I accept Dr. Lawrance’s statement that the hydrogen sulfide in the air coming from the pollution did not peel house paint. But I can attest to the fact that white paint in many parts of Lewiston did turn black from the lead sulfide formed when the lead in the house paint reacted with the sulfide in the air, just as silver turned brown, which was as reported by Dr. Lawrance.
Herbert T. Knight ’46
I arrived at Bates in 1951, so I don’t know whether you had a mammoth snow storm in 1949 (President’s Column, winter 1999).
I do know that in February 1952 I was at the Winter House Party in Brunswick and it began snowing on Sunday morning. When I woke up on Monday morning, it had snowed all night with blowing wind. The screens on the windows of Parker Hall were covered so with snow that all we could see was white. Classes were canceled that day because many of the professors could not get out of their houses. My understanding at the time was that it was the first time since 1912 that classes had to be canceled.

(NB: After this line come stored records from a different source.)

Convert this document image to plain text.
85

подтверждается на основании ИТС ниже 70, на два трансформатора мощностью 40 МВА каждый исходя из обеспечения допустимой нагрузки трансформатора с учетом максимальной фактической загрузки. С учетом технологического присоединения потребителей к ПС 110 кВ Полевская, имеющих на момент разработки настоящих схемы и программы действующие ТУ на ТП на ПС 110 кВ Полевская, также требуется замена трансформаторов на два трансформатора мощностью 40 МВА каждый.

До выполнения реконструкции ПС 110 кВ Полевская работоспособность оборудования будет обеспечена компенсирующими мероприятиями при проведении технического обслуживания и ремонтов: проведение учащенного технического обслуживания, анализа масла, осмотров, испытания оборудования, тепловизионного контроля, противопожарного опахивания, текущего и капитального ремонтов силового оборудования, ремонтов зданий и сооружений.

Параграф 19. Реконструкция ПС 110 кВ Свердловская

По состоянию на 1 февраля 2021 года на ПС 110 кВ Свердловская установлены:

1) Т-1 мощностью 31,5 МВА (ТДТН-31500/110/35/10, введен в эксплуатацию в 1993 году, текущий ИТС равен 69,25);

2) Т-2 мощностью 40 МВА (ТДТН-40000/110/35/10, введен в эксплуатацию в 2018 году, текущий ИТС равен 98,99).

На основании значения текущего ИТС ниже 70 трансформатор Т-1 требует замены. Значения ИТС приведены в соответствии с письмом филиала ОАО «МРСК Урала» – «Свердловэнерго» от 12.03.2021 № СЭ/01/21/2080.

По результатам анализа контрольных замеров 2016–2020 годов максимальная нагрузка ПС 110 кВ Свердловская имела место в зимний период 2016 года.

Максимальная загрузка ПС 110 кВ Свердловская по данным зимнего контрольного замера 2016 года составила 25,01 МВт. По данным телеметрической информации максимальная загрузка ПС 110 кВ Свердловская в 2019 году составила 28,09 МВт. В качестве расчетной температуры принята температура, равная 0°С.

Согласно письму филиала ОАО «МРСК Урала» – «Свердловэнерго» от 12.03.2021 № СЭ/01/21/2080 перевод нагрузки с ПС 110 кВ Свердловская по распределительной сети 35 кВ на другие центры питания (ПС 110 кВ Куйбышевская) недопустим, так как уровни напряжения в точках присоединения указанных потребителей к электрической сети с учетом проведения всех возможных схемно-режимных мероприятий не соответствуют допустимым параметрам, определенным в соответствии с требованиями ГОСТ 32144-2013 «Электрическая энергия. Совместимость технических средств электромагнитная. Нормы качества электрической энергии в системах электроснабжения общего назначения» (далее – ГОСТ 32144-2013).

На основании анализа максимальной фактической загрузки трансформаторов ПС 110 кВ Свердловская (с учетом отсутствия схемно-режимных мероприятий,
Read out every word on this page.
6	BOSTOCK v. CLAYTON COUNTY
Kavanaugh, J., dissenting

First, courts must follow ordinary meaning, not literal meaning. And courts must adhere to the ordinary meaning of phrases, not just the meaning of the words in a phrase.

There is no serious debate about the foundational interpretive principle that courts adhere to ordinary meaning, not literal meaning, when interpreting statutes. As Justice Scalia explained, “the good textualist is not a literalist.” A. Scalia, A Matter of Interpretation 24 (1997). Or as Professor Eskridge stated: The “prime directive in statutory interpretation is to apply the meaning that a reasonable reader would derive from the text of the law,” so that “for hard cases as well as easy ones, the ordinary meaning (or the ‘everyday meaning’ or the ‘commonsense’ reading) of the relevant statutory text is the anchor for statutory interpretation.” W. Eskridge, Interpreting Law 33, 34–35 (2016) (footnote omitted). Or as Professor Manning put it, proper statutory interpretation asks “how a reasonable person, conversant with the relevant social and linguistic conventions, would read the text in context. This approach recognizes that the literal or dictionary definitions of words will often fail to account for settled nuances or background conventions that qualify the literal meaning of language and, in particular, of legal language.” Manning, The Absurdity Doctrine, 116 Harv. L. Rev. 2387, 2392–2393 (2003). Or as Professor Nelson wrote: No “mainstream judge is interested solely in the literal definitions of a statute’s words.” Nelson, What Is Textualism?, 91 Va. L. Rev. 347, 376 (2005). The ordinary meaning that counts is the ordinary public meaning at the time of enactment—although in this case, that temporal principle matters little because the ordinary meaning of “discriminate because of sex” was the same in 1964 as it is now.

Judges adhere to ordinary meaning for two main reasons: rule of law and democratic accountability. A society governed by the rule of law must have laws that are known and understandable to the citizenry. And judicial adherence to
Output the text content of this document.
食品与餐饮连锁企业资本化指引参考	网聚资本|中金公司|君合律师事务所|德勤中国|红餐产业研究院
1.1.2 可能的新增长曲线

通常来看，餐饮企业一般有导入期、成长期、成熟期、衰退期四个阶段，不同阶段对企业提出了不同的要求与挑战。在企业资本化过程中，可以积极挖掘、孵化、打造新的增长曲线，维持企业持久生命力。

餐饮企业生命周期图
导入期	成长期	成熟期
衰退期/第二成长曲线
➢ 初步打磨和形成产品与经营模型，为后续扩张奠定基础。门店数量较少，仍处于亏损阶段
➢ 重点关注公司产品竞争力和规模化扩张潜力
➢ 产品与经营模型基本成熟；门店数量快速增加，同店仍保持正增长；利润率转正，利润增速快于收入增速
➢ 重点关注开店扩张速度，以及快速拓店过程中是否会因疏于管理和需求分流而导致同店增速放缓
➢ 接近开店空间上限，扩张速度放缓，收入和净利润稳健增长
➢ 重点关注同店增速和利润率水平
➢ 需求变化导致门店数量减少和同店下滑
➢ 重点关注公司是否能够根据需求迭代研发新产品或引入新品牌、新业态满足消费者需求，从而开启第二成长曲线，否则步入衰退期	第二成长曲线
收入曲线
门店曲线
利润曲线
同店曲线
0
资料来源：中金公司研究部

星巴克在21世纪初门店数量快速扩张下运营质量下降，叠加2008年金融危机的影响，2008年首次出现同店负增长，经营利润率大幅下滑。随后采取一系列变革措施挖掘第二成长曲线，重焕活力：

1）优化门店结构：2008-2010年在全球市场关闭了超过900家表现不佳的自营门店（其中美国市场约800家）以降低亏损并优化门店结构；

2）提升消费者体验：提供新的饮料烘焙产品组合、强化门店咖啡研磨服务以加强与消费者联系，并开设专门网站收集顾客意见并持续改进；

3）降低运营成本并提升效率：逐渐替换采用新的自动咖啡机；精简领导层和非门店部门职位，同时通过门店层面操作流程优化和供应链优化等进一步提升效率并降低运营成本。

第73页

It certainly didn’t stop the students from getting out! We all had the greatest time all day, building snowmen and just being “kids” in the snow. The campus was so beautiful then and for several days afterward. Bates campus with its white ivy-covered buildings was truly a winter paradise. I’ve always looked back on that day with fond memories.
Joan O’Hara ’55
A summer issue letter from Elizabeth Bond Thomes Hobbs ’51 incorrectly referred to her attending a “Reunion of the Class of 1952,” rather than 1951. It was an editing error.